Got backseat boredom? General Motors and Toyota are working on a new concept in rear seat entertainment technology that uses the windows as interactive touchscreens – to help rear seat passengers (particularly children) have a richer experience on the road. General Motor’s Windows of Opportunity (WOO) Project and Toyota’s Windows to the World project were inspired by psychological studies indicating car passengers often feel disconnected from their environment, and are working to provide a technology interface designed specifically for rear seat passengers with interactive displays capable of stimulating awareness, nurturing curiosity and encouraging a stronger connection with the world outside the vehicle – with advanced windows that are capable of responding to vehicle speed and location that augment real world views with interactive enhancements to provide entertainment and educational value.
Dynamic & Intuitive Control Experience (DICE) is “capable of recognizing and using a driver’s hand movements to create a custom virtual instrument panel—complete with live feed from their social network…” The display gives drivers the ability to pull up data pertaining to places of interest by simply pointing at them.
Another example of developmental AR is the enhanced vision systems from General Motors and Land Rover, which surveys the car’s surrounding landscape environment while simultaneously monitoring the driver’s eyes and head movements. The collected data is then processed onto the windshield to rely important information to the driver such as upcoming traffic, an animal near the side of the road or the identification of a building. This GM concept also has the capability of measuring distance from the car to the edge of the road when fog interferes with a driver’s view, a company report states.
However, the most extreme concepts being worked on are technologies that will make the hood or rear seat of a car appear transparent, so that the drivers can see everything around them. These setups use cameras mounted outside the car to project an image inside the car in the driver’s field of view. Using similar technology to a heads-up display, the image is shown on a reflective screen mounted behind and between the two front seats. When a driver looks back over his shoulder, he sees the “real” image out of the rear view window continued, through augmented reality, right down the seats to the floor.

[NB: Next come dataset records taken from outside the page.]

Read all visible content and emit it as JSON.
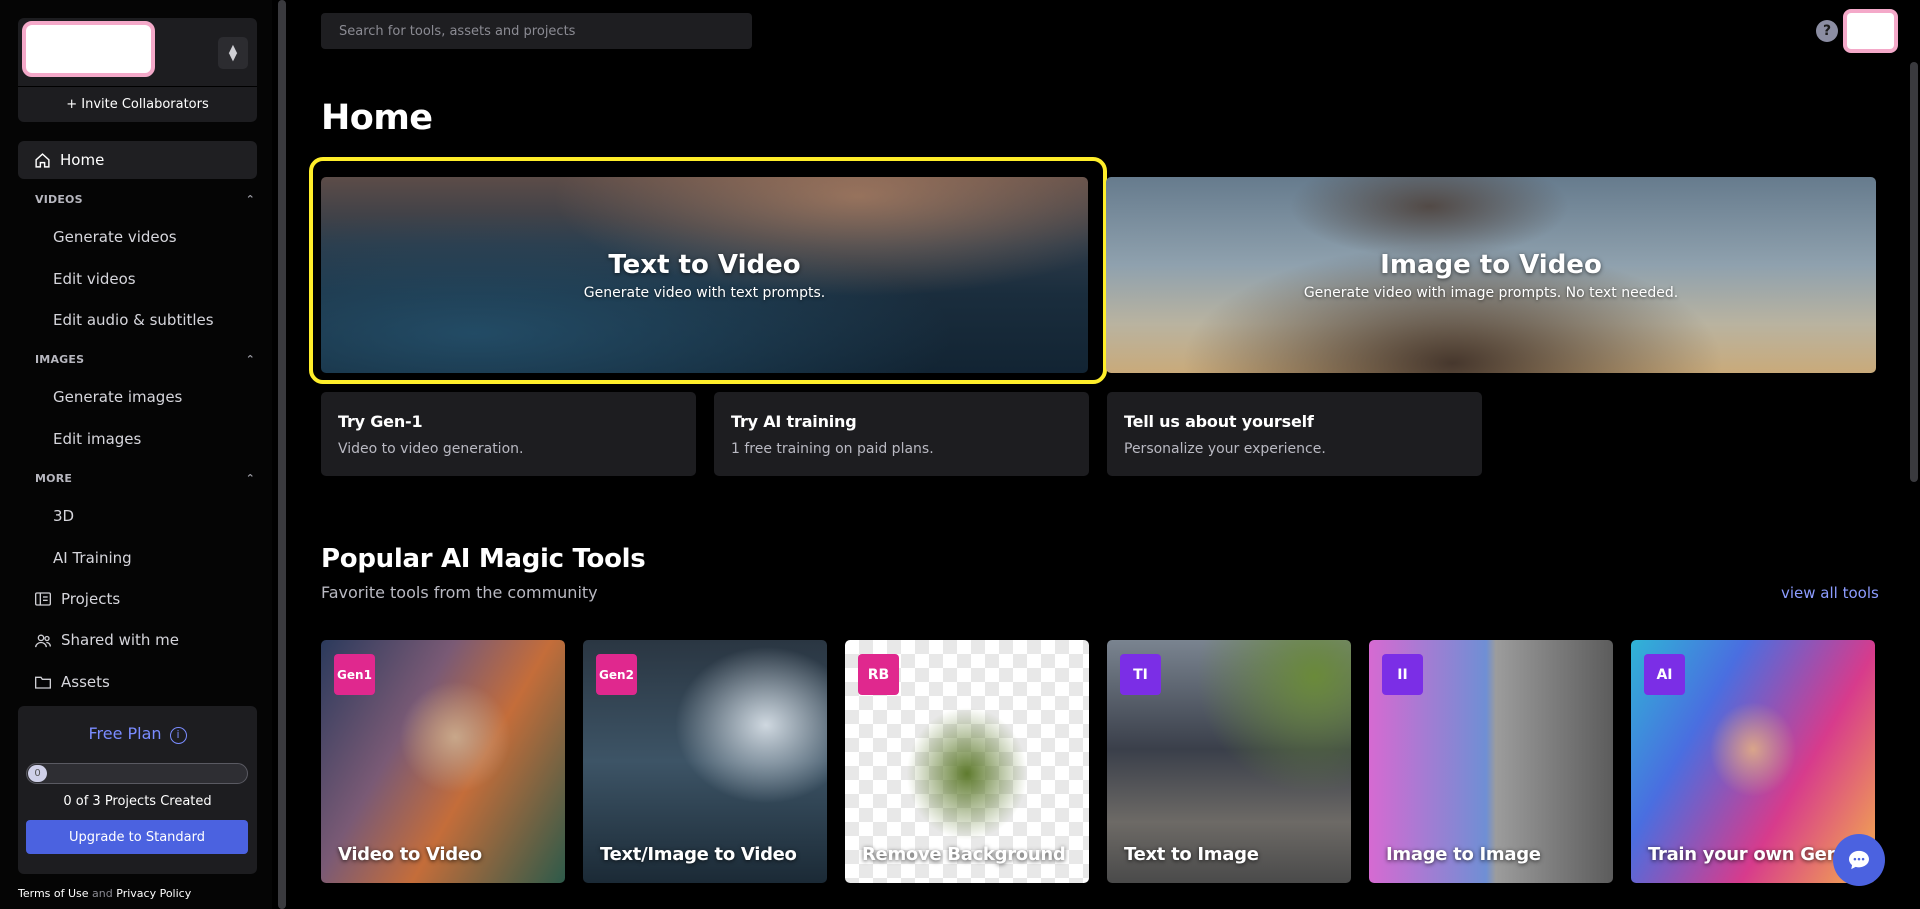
{
  "sidebar": {
    "invite_label": "+ Invite Collaborators",
    "home_label": "Home",
    "sections": [
      {
        "title": "VIDEOS",
        "items": [
          "Generate videos",
          "Edit videos",
          "Edit audio & subtitles"
        ]
      },
      {
        "title": "IMAGES",
        "items": [
          "Generate images",
          "Edit images"
        ]
      },
      {
        "title": "MORE",
        "items": [
          "3D",
          "AI Training"
        ]
      }
    ],
    "links": [
      "Projects",
      "Shared with me",
      "Assets"
    ],
    "plan": {
      "title": "Free Plan",
      "progress_value": "0",
      "progress_fraction": 0,
      "projects_text": "0 of 3 Projects Created",
      "upgrade_label": "Upgrade to Standard"
    },
    "legal": {
      "terms": "Terms of Use",
      "and": "and",
      "privacy": "Privacy Policy"
    }
  },
  "topbar": {
    "search_placeholder": "Search for tools, assets and projects",
    "help_label": "?"
  },
  "main": {
    "title": "Home",
    "heroes": [
      {
        "title": "Text to Video",
        "subtitle": "Generate video with text prompts."
      },
      {
        "title": "Image to Video",
        "subtitle": "Generate video with image prompts. No text needed."
      }
    ],
    "promos": [
      {
        "title": "Try Gen-1",
        "subtitle": "Video to video generation."
      },
      {
        "title": "Try AI training",
        "subtitle": "1 free training on paid plans."
      },
      {
        "title": "Tell us about yourself",
        "subtitle": "Personalize your experience."
      }
    ],
    "tools_section": {
      "title": "Popular AI Magic Tools",
      "subtitle": "Favorite tools from the community",
      "view_all": "view all tools"
    },
    "tools": [
      {
        "badge": "Gen1",
        "label": "Video to Video",
        "badge_color": "#e0288e"
      },
      {
        "badge": "Gen2",
        "label": "Text/Image to Video",
        "badge_color": "#e0288e"
      },
      {
        "badge": "RB",
        "label": "Remove Background",
        "badge_color": "#e0288e"
      },
      {
        "badge": "TI",
        "label": "Text to Image",
        "badge_color": "#7b2ee6"
      },
      {
        "badge": "II",
        "label": "Image to Image",
        "badge_color": "#7b2ee6"
      },
      {
        "badge": "AI",
        "label": "Train your own Generator",
        "badge_color": "#7b2ee6"
      }
    ]
  },
  "colors": {
    "accent": "#4b62e0",
    "link": "#8c9cff",
    "highlight": "#ffee2a"
  }
}
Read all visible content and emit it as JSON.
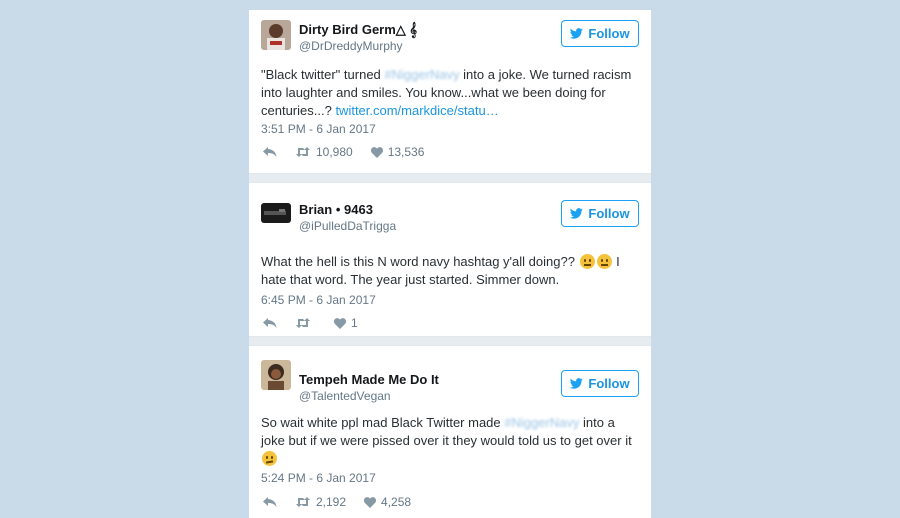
{
  "tweets": [
    {
      "name": "⁠Dirty Bird Germ△ 𝄞",
      "handle": "@DrDreddyMurphy",
      "follow_label": "Follow",
      "text_before": "\"Black twitter\" turned ",
      "hashtag": "#NiggerNavy",
      "text_after": " into a joke. We turned racism into laughter and smiles. You know...what we been doing for centuries...? ",
      "link": "twitter.com/markdice/statu…",
      "timestamp": "3:51 PM - 6 Jan 2017",
      "retweets": "10,980",
      "likes": "13,536"
    },
    {
      "name": "Brian • 9463 ⁠",
      "handle": "@iPulledDaTrigga",
      "follow_label": "Follow",
      "text_before": "What the hell is this N word navy hashtag y'all doing??",
      "text_after": " I hate that word. The year just started. Simmer down.",
      "emojis": [
        "confused-face",
        "confused-face"
      ],
      "timestamp": "6:45 PM - 6 Jan 2017",
      "retweets": "",
      "likes": "1"
    },
    {
      "name": "Tempeh Made Me Do It",
      "handle": "@TalentedVegan",
      "follow_label": "Follow",
      "text_before": "So wait white ppl mad Black Twitter made ",
      "hashtag": "#NiggerNavy",
      "text_after": " into a joke but if we were pissed over it they would told us to get over it",
      "emojis": [
        "thinking-face"
      ],
      "timestamp": "5:24 PM - 6 Jan 2017",
      "retweets": "2,192",
      "likes": "4,258"
    }
  ],
  "colors": {
    "background": "#c9dbe8",
    "accent": "#1da1f2",
    "link": "#1b95e0",
    "muted": "#657786"
  }
}
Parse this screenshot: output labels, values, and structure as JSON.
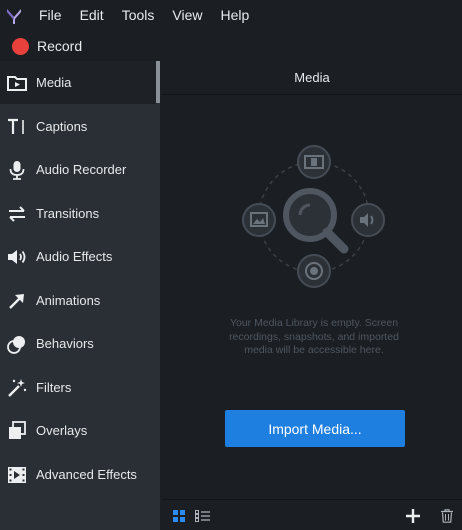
{
  "menu": {
    "items": [
      {
        "label": "File"
      },
      {
        "label": "Edit"
      },
      {
        "label": "Tools"
      },
      {
        "label": "View"
      },
      {
        "label": "Help"
      }
    ]
  },
  "record": {
    "label": "Record"
  },
  "sidebar": {
    "items": [
      {
        "label": "Media",
        "icon": "media-icon",
        "active": true
      },
      {
        "label": "Captions",
        "icon": "captions-icon"
      },
      {
        "label": "Audio Recorder",
        "icon": "microphone-icon"
      },
      {
        "label": "Transitions",
        "icon": "transitions-icon"
      },
      {
        "label": "Audio Effects",
        "icon": "speaker-icon"
      },
      {
        "label": "Animations",
        "icon": "arrow-icon"
      },
      {
        "label": "Behaviors",
        "icon": "behaviors-icon"
      },
      {
        "label": "Filters",
        "icon": "magic-wand-icon"
      },
      {
        "label": "Overlays",
        "icon": "overlays-icon"
      },
      {
        "label": "Advanced Effects",
        "icon": "film-icon"
      }
    ]
  },
  "main": {
    "title": "Media",
    "empty_message": "Your Media Library is empty. Screen recordings, snapshots, and imported media will be accessible here.",
    "import_label": "Import Media..."
  },
  "footer": {
    "icons": [
      "grid-view-icon",
      "list-view-icon",
      "add-icon",
      "trash-icon"
    ]
  },
  "colors": {
    "accent": "#1f7fe0",
    "record": "#e8413c",
    "sidebar_bg": "#2a2f35",
    "main_bg": "#1b1f23"
  }
}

The Incoming Wave of Innovation: Embedded Interconnected Microsystems
The need to embed rapidly evolving information, communication, entertainment and environmental devices is already straining the existing paradigm of driver safety and comfort requirements. These additions to the all ready taxed electrical systems in vehicles are becoming problematic in design. The rapid expansion of in-vehicle functionality will be further compounded by innovations in intelligent vehicle glazing that would need to respond to gesture, voice and finally thought-commands through an intricate network of Microelectromechanical systems.
There is one thing that prohibit the current from being the future technology in automotive glazing, and that is the ability to bring the product to the main stream, high volume passenger car market at a reasonable cost to your customer.